L'Internet Français en pleine consolidation. Neuf Cegetel s'offre AOL France pour 288 millions d'euros. Tandis que SFR lorgne Tele 2. Bolloré regarderait lui les dossiers Alice et Club Internet. Des centaines de milliers d'internautes sont concernés.
Les fournisseurs d'accès à Internet font à nouveau valser leurs abonnés. Un an après le rachat de Tiscali par Alice et de Cegetel par Neuf Telecom, ce même Neuf Cegetel est parvenu à un accord avec Time Warner pour le rachat des activités FAI d'AOL France. Le groupe français paiera 288 millions d'euros en cash pour mettre la main sur un million d'abonnés de l'opérateur américain, moitié haut débit, moitié bas débit, ainsi que sur son centre de hotline de 500 collaborateurs. Grâce à cette acquisition, Neuf Cegetel dépassera donc les 2 millions de clients d'ici la fin de l'année, soit un an plus tôt que prévu. Pour lui, les changements techniques ne seront pas considérables, puisqu'il louait déjà son réseau à AOL France. Ce facteur est l'une des raisons pour lesquelles Neuf a finalement emporté le lot face à Free, autre candidat « très crédible » au rachat, selon Carlo d'Asaro Biondo, PDG d'AOL France. Les abonnés, surtout s'ils sont en bas débit, seront enjoints à souscrire aux nouvelles offres haut débit de Neuf. Toujours selon cet accord, AOL fournira des services de contenu et assurera la régie publicitaire des deux portails du groupe Neuf et celui d'AOL France (environ neuf millions de visiteurs uniques mensuels), portail qui continuera à exister. Neuf Cegetel s'est engagé également à embaucher « jusqu'à 140 employés d'AOL France ». Dimanche dernier, Time Warner avait cédé l'activité Internet d'AOL Allemagne (2 millions d'abonnés) pour 675 millions d'euros.

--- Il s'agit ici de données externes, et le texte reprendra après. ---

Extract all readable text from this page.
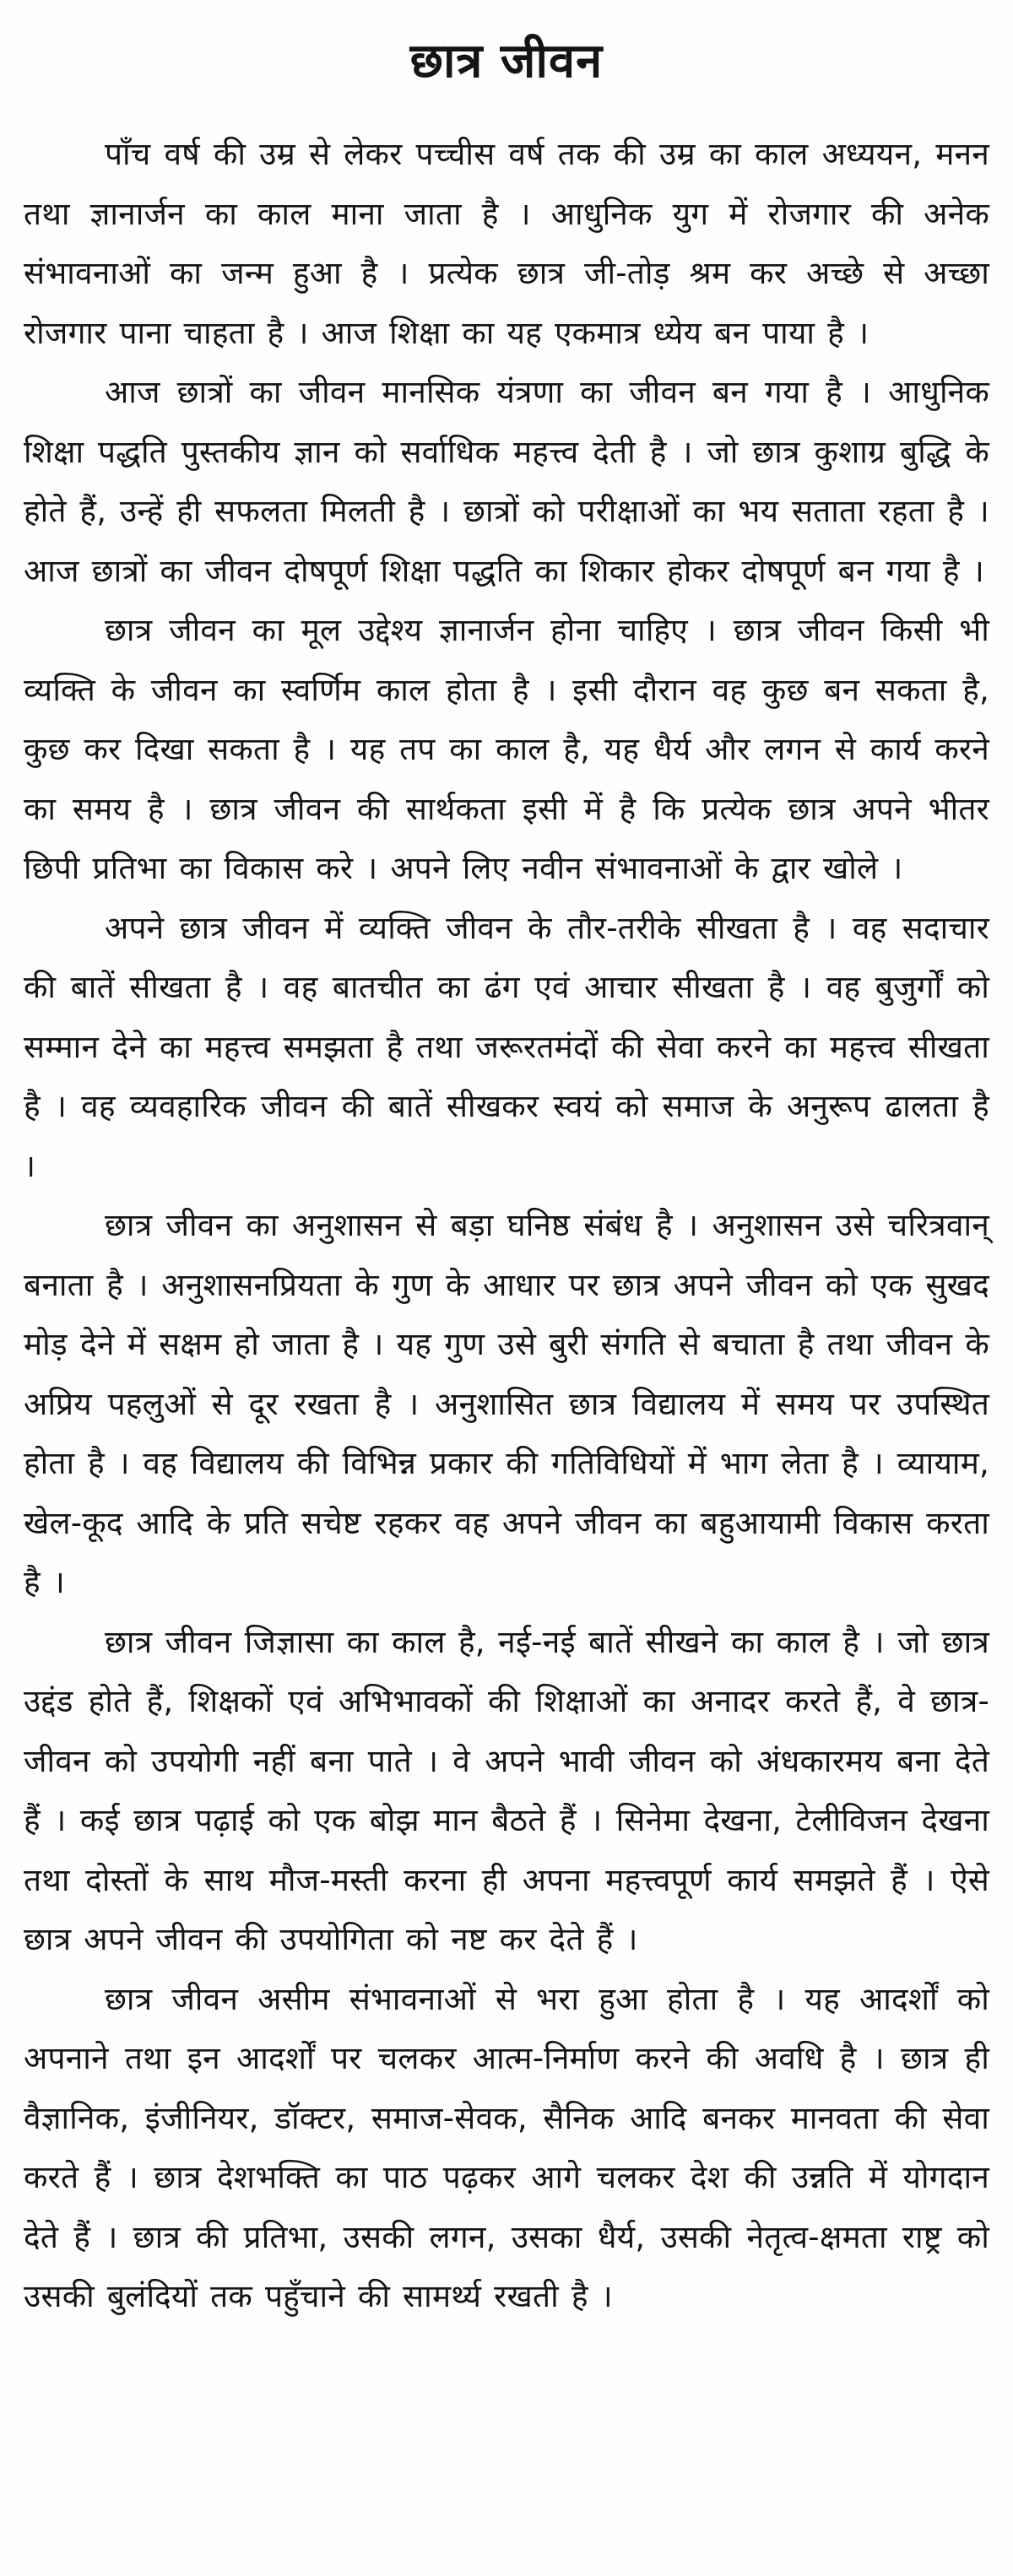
छात्र जीवन

पाँच वर्ष की उम्र से लेकर पच्चीस वर्ष तक की उम्र का काल अध्ययन, मनन तथा ज्ञानार्जन का काल माना जाता है । आधुनिक युग में रोजगार की अनेक संभावनाओं का जन्म हुआ है । प्रत्येक छात्र जी-तोड़ श्रम कर अच्छे से अच्छा रोजगार पाना चाहता है । आज शिक्षा का यह एकमात्र ध्येय बन पाया है ।

आज छात्रों का जीवन मानसिक यंत्रणा का जीवन बन गया है । आधुनिक शिक्षा पद्धति पुस्तकीय ज्ञान को सर्वाधिक महत्त्व देती है । जो छात्र कुशाग्र बुद्धि के होते हैं, उन्हें ही सफलता मिलती है । छात्रों को परीक्षाओं का भय सताता रहता है । आज छात्रों का जीवन दोषपूर्ण शिक्षा पद्धति का शिकार होकर दोषपूर्ण बन गया है ।

छात्र जीवन का मूल उद्देश्य ज्ञानार्जन होना चाहिए । छात्र जीवन किसी भी व्यक्ति के जीवन का स्वर्णिम काल होता है । इसी दौरान वह कुछ बन सकता है, कुछ कर दिखा सकता है । यह तप का काल है, यह धैर्य और लगन से कार्य करने का समय है । छात्र जीवन की सार्थकता इसी में है कि प्रत्येक छात्र अपने भीतर छिपी प्रतिभा का विकास करे । अपने लिए नवीन संभावनाओं के द्वार खोले ।

अपने छात्र जीवन में व्यक्ति जीवन के तौर-तरीके सीखता है । वह सदाचार की बातें सीखता है । वह बातचीत का ढंग एवं आचार सीखता है । वह बुजुर्गों को सम्मान देने का महत्त्व समझता है तथा जरूरतमंदों की सेवा करने का महत्त्व सीखता है । वह व्यवहारिक जीवन की बातें सीखकर स्वयं को समाज के अनुरूप ढालता है ।

छात्र जीवन का अनुशासन से बड़ा घनिष्ठ संबंध है । अनुशासन उसे चरित्रवान् बनाता है । अनुशासनप्रियता के गुण के आधार पर छात्र अपने जीवन को एक सुखद मोड़ देने में सक्षम हो जाता है । यह गुण उसे बुरी संगति से बचाता है तथा जीवन के अप्रिय पहलुओं से दूर रखता है । अनुशासित छात्र विद्यालय में समय पर उपस्थित होता है । वह विद्यालय की विभिन्न प्रकार की गतिविधियों में भाग लेता है । व्यायाम, खेल-कूद आदि के प्रति सचेष्ट रहकर वह अपने जीवन का बहुआयामी विकास करता है ।

छात्र जीवन जिज्ञासा का काल है, नई-नई बातें सीखने का काल है । जो छात्र उद्दंड होते हैं, शिक्षकों एवं अभिभावकों की शिक्षाओं का अनादर करते हैं, वे छात्र-जीवन को उपयोगी नहीं बना पाते । वे अपने भावी जीवन को अंधकारमय बना देते हैं । कई छात्र पढ़ाई को एक बोझ मान बैठते हैं । सिनेमा देखना, टेलीविजन देखना तथा दोस्तों के साथ मौज-मस्ती करना ही अपना महत्त्वपूर्ण कार्य समझते हैं । ऐसे छात्र अपने जीवन की उपयोगिता को नष्ट कर देते हैं ।

छात्र जीवन असीम संभावनाओं से भरा हुआ होता है । यह आदर्शों को अपनाने तथा इन आदर्शों पर चलकर आत्म-निर्माण करने की अवधि है । छात्र ही वैज्ञानिक, इंजीनियर, डॉक्टर, समाज-सेवक, सैनिक आदि बनकर मानवता की सेवा करते हैं । छात्र देशभक्ति का पाठ पढ़कर आगे चलकर देश की उन्नति में योगदान देते हैं । छात्र की प्रतिभा, उसकी लगन, उसका धैर्य, उसकी नेतृत्व-क्षमता राष्ट्र को उसकी बुलंदियों तक पहुँचाने की सामर्थ्य रखती है ।
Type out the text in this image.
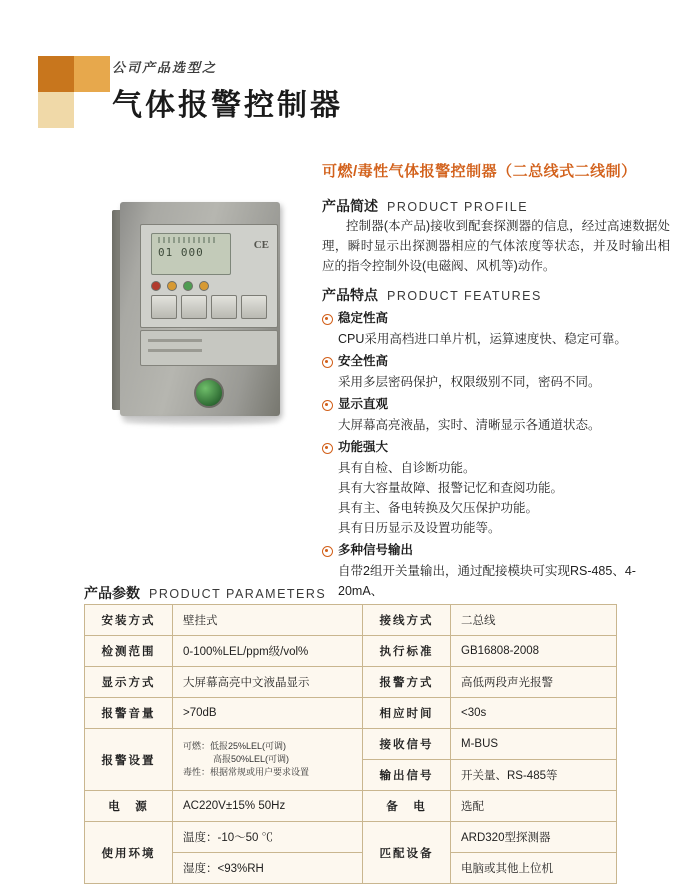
公司产品选型之
气体报警控制器
可燃/毒性气体报警控制器（二总线式二线制）
01 000
CE
产品简述 PRODUCT PROFILE
控制器(本产品)接收到配套探测器的信息，经过高速数据处理，瞬时显示出探测器相应的气体浓度等状态，并及时输出相应的指令控制外设(电磁阀、风机等)动作。
产品特点 PRODUCT FEATURES
稳定性高
CPU采用高档进口单片机，运算速度快、稳定可靠。
安全性高
采用多层密码保护，权限级别不同，密码不同。
显示直观
大屏幕高亮液晶，实时、清晰显示各通道状态。
功能强大
具有自检、自诊断功能。
具有大容量故障、报警记忆和查阅功能。
具有主、备电转换及欠压保护功能。
具有日历显示及设置功能等。
多种信号输出
自带2组开关量输出，通过配接模块可实现RS-485、4-20mA、
产品参数 PRODUCT PARAMETERS
安装方式	壁挂式	接线方式	二总线
检测范围	0-100%LEL/ppm级/vol%	执行标准	GB16808-2008
显示方式	大屏幕高亮中文液晶显示	报警方式	高低两段声光报警
报警音量	>70dB	相应时间	<30s
报警设置	可燃：低报25%LEL(可调)
高报50%LEL(可调)
毒性：根据常规或用户要求设置	接收信号	M-BUS
		输出信号	开关量、RS-485等
电　源	AC220V±15% 50Hz	备　电	选配
使用环境	温度：-10～50 ℃	匹配设备	ARD320型探测器
	湿度：<93%RH		电脑或其他上位机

Pour Neuf Cegetel, qui prépare son introduction en Bourse pour octobre, cette acquisition arrive à point nommé : elle va le faire passer de 13,4% de parts de marché à 18%, selon ses estimations. Il talonne ainsi son principal rival, l'autre opérateur alternatif, Free, qui revendique 18,2% du marché à fin juin. France Télécom est le numéro un incontesté, avec quasiment la moitié des 10,5 millions abonnés internet ADSL que compte la France. Dans l'un des marchés les plus concurrentiels d'Europe, où les positions des fournisseurs d'accès qui ne détiennent pas en propre leur réseau deviennent de plus en plus difficiles à tenir, Tele 2 cherche aussi à céder ses activités internet. Récemment, le PDG de SFR, Frank Esser a confirmé être en négociations avec la filiale française de l'opérateur suédois, expliquant qu'il s'agissait "d'accélérer la stratégie d'offre d'ADSL" de SFR. L'opérateur mobile, filiale du groupe Vivendi, mettrait ainsi la main sur quelque 300.000 abonnés internet. Tele 2, comme AOL France, utilise le réseau de Neuf Cegetel, groupe dont SFR est le principal actionnaire.
C'est dans ce contexte de consolidation que le groupe Bolloré prévoit d'investir environ 1 milliard d'euros dans les télécoms, écrivent jeudi Les Echos, en citant des sources industrielles. Le déploiement du réseau WiMax dans douze régions françaises, pour lesquelles le groupe a obtenu des autorisations, devrait absorber à lui seul 300 à 500 millions d'euros, estime le quotidien économique. En juillet, le groupe a acquis 45% de Wifirst, un opérateur WiFi valorisé 8 millions d'euros. Désormais, Bolloré serait intéressé par le rachat de Club-Internet ou de Alice, dans le cas où leurs propriétaires respectifs, Deutsche Telekom et Telecom Italia, les mettraient en vente.